O diferencial deste novo trabalho foi detectar padrões coletivos no movimento dos quarks — algo que só faz sentido se o meio ao redor estiver fluindo como um líquido. Até então, evidências semelhantes haviam sido vistas com outras partículas, mas nunca diretamente com quarks individuais.

Essa observação fortalece a ideia de que o QGP é um dos fluidos mais perfeitos já medidos, com viscosidade extremamente baixa, superando até materiais conhecidos na Terra.

Por que isso importa para entender a origem da matéria

Confirmar o comportamento líquido do plasma primordial não é apenas uma curiosidade cosmológica. Esse estado da matéria foi o ponto de partida para tudo o que existe hoje: galáxias, estrelas, planetas — e nós mesmos.

À medida que o Universo se expandiu e esfriou, quarks e glúons passaram a se agrupar, formando prótons e nêutrons. Esses, por sua vez, deram origem aos átomos. Compreender as propriedades do QGP ajuda a explicar como essa transição ocorreu e por que a matéria assumiu sua forma atual.

Além disso, os dados refinam modelos teóricos que descrevem as forças fundamentais da natureza, em especial a interação forte, responsável por manter quarks unidos dentro das partículas.

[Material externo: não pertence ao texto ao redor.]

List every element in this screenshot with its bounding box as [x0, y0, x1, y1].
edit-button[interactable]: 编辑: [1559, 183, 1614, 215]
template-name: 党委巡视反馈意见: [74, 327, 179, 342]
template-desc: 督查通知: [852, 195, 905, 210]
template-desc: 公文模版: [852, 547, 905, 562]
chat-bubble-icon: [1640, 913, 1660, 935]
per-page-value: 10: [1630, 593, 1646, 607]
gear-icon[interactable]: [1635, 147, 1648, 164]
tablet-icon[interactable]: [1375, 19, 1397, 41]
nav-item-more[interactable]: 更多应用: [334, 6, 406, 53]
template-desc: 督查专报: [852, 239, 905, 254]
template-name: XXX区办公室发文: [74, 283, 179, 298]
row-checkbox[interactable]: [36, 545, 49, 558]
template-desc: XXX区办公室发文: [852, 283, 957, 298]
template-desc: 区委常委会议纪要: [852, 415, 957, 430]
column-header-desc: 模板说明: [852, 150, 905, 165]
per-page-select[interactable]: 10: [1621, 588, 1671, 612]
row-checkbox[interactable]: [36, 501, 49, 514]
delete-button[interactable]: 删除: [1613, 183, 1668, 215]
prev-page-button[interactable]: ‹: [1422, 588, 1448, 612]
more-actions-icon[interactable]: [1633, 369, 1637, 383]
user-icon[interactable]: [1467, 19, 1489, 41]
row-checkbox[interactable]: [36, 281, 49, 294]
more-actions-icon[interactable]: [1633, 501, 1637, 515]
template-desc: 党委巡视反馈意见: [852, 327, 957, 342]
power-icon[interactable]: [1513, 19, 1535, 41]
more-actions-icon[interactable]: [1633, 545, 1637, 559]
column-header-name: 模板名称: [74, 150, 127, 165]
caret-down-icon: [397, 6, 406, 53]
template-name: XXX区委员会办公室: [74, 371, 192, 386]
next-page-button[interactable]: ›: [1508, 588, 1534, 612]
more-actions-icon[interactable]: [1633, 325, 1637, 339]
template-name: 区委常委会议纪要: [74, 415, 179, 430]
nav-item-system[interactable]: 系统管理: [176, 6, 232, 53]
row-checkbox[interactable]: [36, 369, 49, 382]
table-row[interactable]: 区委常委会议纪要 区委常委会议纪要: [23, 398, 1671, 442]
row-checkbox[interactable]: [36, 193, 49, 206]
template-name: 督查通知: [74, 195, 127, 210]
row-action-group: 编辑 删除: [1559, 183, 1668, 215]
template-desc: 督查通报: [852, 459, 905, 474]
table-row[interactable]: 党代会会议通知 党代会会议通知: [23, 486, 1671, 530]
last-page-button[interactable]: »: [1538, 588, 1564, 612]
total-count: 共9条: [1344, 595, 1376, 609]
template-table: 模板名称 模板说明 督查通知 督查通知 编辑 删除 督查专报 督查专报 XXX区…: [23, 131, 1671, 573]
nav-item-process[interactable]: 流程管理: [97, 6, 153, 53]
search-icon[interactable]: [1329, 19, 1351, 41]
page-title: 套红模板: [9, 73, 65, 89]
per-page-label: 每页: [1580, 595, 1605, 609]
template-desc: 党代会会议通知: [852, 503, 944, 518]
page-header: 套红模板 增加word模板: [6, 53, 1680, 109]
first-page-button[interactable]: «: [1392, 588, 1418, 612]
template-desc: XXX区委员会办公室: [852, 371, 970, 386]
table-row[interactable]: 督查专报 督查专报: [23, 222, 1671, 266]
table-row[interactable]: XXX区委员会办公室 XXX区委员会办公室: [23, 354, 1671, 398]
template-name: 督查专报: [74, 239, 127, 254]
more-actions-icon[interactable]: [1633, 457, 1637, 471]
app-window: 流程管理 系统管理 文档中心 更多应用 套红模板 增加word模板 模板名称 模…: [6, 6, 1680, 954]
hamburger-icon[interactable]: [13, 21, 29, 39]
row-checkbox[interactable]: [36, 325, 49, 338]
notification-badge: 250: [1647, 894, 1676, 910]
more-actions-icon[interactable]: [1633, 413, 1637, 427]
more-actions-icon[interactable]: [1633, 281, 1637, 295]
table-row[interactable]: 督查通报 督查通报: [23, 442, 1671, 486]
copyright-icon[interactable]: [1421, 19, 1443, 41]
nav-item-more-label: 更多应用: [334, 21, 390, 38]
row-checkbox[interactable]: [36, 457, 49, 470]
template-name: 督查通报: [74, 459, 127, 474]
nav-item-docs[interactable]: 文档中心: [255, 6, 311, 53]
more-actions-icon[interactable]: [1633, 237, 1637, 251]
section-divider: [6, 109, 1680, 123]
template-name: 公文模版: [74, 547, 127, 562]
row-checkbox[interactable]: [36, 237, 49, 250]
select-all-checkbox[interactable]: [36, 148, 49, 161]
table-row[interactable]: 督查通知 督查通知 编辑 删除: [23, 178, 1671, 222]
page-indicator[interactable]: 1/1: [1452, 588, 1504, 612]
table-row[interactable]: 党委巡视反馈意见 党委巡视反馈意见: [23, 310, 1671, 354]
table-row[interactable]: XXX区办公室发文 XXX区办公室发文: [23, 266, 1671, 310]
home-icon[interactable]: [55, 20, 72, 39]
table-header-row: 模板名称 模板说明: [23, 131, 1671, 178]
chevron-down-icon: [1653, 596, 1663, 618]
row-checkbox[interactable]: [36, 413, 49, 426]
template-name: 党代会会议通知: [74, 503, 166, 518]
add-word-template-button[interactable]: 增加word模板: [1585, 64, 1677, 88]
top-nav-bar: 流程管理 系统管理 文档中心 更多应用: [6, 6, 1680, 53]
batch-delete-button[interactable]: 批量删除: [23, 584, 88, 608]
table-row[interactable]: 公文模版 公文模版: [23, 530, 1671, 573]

Uma nova peça no quebra-cabeça do cosmos inicial

A física do Universo primitivo ainda está cheia de lacunas. Muitos cenários continuam sendo explorados apenas por simulações e modelos matemáticos. O avanço agora é que parte dessas ideias pode ser testada experimentalmente.

Ao mostrar que o plasma de quarks e glúons se comporta como um líquido real, o estudo fornece uma âncora concreta para teorias sobre os primeiros microssegundos do cosmos. Isso reduz incertezas e aproxima os cientistas de uma descrição mais completa do nascimento da matéria.

Da sopa primordial ao Universo atual

Em resumo, o trabalho confirma algo profundo: o Universo começou em um estado incrivelmente quente, denso e… viscoso. Essa sopa pegajosa de partículas elementares moldou tudo o que veio depois.

Cada colisão reproduzida em laboratório funciona como uma pequena viagem no tempo, revelando como era a realidade logo após o Big Bang. E, pouco a pouco, essas experiências transformam metáforas antigas em fatos mensuráveis.

A sopa cósmica deixou de ser apenas uma imagem evocativa. Agora, ela tem propriedades físicas bem definidas — e está ajudando a ciência a reconstruir, com mais precisão, os primeiros capítulos da história do Universo.